Warum kamen Sie zurück?
1967 brach der Biafra-Krieg aus, da wollte meine Mutter zurück. Sie ging mit mir zu ihrer Schwester nach Heidelberg, die „rübergemacht“ hatte. Mein Bruder sollte bei meinem Vater in Nigeria bleiben. Ich habe ihn sehr vermisst, denn ich kannte keine anderen schwarzen Kinder in Heidelberg.
War die Trennung der Eltern traumatisch?
Ja, schon. Unser Vater hat sich ja in Leipzig als Student viel mehr um uns gekümmert als unsere Mutter, die arbeiten ging. Als es zur Ausreise aus Nigeria kam, wollte mein Vater meinen Bruder nicht weglassen. Sie entschieden sich dafür, dass jeder ein Kind bekommt.
Wie ging es weiter mit Nigeria und Ihnen?

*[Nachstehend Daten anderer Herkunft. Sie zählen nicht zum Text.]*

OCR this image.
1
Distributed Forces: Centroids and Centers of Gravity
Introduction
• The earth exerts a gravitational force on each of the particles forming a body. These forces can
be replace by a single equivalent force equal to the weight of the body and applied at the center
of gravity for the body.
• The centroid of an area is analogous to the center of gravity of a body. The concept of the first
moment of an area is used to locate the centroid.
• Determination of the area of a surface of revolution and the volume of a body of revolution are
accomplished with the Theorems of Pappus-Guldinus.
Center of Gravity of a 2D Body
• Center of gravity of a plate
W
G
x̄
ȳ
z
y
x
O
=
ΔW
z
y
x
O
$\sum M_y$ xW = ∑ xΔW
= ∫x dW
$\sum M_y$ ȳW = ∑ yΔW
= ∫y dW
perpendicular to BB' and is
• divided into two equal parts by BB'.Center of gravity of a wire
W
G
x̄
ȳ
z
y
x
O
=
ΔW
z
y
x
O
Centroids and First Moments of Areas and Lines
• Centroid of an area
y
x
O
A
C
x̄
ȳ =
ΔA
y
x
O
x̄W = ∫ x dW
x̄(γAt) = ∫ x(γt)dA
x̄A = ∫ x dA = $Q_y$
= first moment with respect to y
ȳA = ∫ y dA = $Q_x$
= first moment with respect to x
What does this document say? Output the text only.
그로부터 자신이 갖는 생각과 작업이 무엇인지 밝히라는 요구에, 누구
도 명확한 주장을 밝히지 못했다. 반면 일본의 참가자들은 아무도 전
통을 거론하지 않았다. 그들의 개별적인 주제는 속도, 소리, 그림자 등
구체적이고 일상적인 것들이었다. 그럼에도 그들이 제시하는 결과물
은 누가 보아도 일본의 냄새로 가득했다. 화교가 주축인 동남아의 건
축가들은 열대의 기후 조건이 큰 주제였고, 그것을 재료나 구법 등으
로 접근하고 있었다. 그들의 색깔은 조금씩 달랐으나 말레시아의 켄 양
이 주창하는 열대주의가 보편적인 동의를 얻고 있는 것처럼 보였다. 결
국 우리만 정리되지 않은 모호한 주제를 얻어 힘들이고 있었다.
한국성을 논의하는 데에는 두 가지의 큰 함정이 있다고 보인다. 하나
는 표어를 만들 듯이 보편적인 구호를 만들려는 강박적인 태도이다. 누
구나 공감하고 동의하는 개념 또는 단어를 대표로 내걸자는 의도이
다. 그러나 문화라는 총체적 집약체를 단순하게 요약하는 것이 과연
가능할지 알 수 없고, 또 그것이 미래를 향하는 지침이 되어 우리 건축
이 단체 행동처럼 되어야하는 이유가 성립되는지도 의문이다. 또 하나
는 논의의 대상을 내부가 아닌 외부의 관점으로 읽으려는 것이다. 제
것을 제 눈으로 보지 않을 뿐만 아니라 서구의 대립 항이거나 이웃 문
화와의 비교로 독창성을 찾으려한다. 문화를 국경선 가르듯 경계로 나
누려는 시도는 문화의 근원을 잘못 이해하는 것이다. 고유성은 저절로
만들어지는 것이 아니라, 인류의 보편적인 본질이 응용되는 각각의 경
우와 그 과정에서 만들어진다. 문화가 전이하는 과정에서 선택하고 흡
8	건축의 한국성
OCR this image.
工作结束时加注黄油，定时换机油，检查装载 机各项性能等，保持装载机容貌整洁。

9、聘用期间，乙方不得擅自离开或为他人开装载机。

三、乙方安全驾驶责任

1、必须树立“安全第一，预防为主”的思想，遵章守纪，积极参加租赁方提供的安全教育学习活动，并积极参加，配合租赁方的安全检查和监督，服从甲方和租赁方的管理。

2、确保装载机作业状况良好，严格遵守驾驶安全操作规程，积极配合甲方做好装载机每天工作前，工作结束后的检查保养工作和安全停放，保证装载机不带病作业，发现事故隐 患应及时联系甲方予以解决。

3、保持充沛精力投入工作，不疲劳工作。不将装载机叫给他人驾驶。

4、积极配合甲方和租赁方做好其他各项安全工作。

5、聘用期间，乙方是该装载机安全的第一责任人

Erst 1984 bin ich wieder hingefahren, ganz spontan, ohne mich anzumelden. Ich bin zum Haus meiner Oma in Lagos gefahren und habe dann erst erfahren, dass sie bereits ein Jahr zuvor verstorben war. Das war schlimm. Mein Vater war gar nicht da, er war damals in England. Dann bin ich zu meinem Onkel gefahren und erfuhr, dass er ebenfalls eine Deutsche geheiratet hatte. Mein Cousin und meine Cousine waren so alt wie ich, als ich zum ersten Mal in Nigeria war. Ich hatte das Gefühl, mich in einer Wiederholungsschleife zu befinden. Mit meinem Vater konnte ich mich nur im Traum versöhnen, ich habe ihn nie wiedergesehen. Aber zu meinem Cousin und meiner Cousine halte ich Kontakt. Sie sind Anfang der Neunziger, als es in Nigeria ökonomisch bergab ging, nach Deutschland gekommen. Aber sie wurden hier nicht heimisch. Heute leben sie in den USA und in England.
Was war das Problem?
In Deutschland sind schwarze Menschen immer noch unsichtbar. Sie werden nicht als gleichberechtigt wahrgenommen. Wir haben zwar den einen oder anderen Sportler oder Popstar, die sind aber dann die Ausnahme. In anderen Bereichen werden sie nicht als selbstverständlich wahrgenommen, sei es im Wissenschaftsbetrieb oder als Lehrer oder auch als Fachverkäuferin bei Karstadt. Oder kennen Sie vielleicht einen schwarzen Lehrer?
Nein.
Sehen Sie. An dieser Unsichtbarkeit verzweifeln viele in meinem Umfeld.
Warum verzweifeln Sie eigentlich nicht?
Ich habe viel erreicht. Außerdem denke ich, dass der Rassismus in anderen Ländern nicht weniger schlimm ist. Er ist nur einfach anders. Und schließlich bin ich ja auch Deutsche. Hier bin ich verortet. Hier kenne ich mich aus.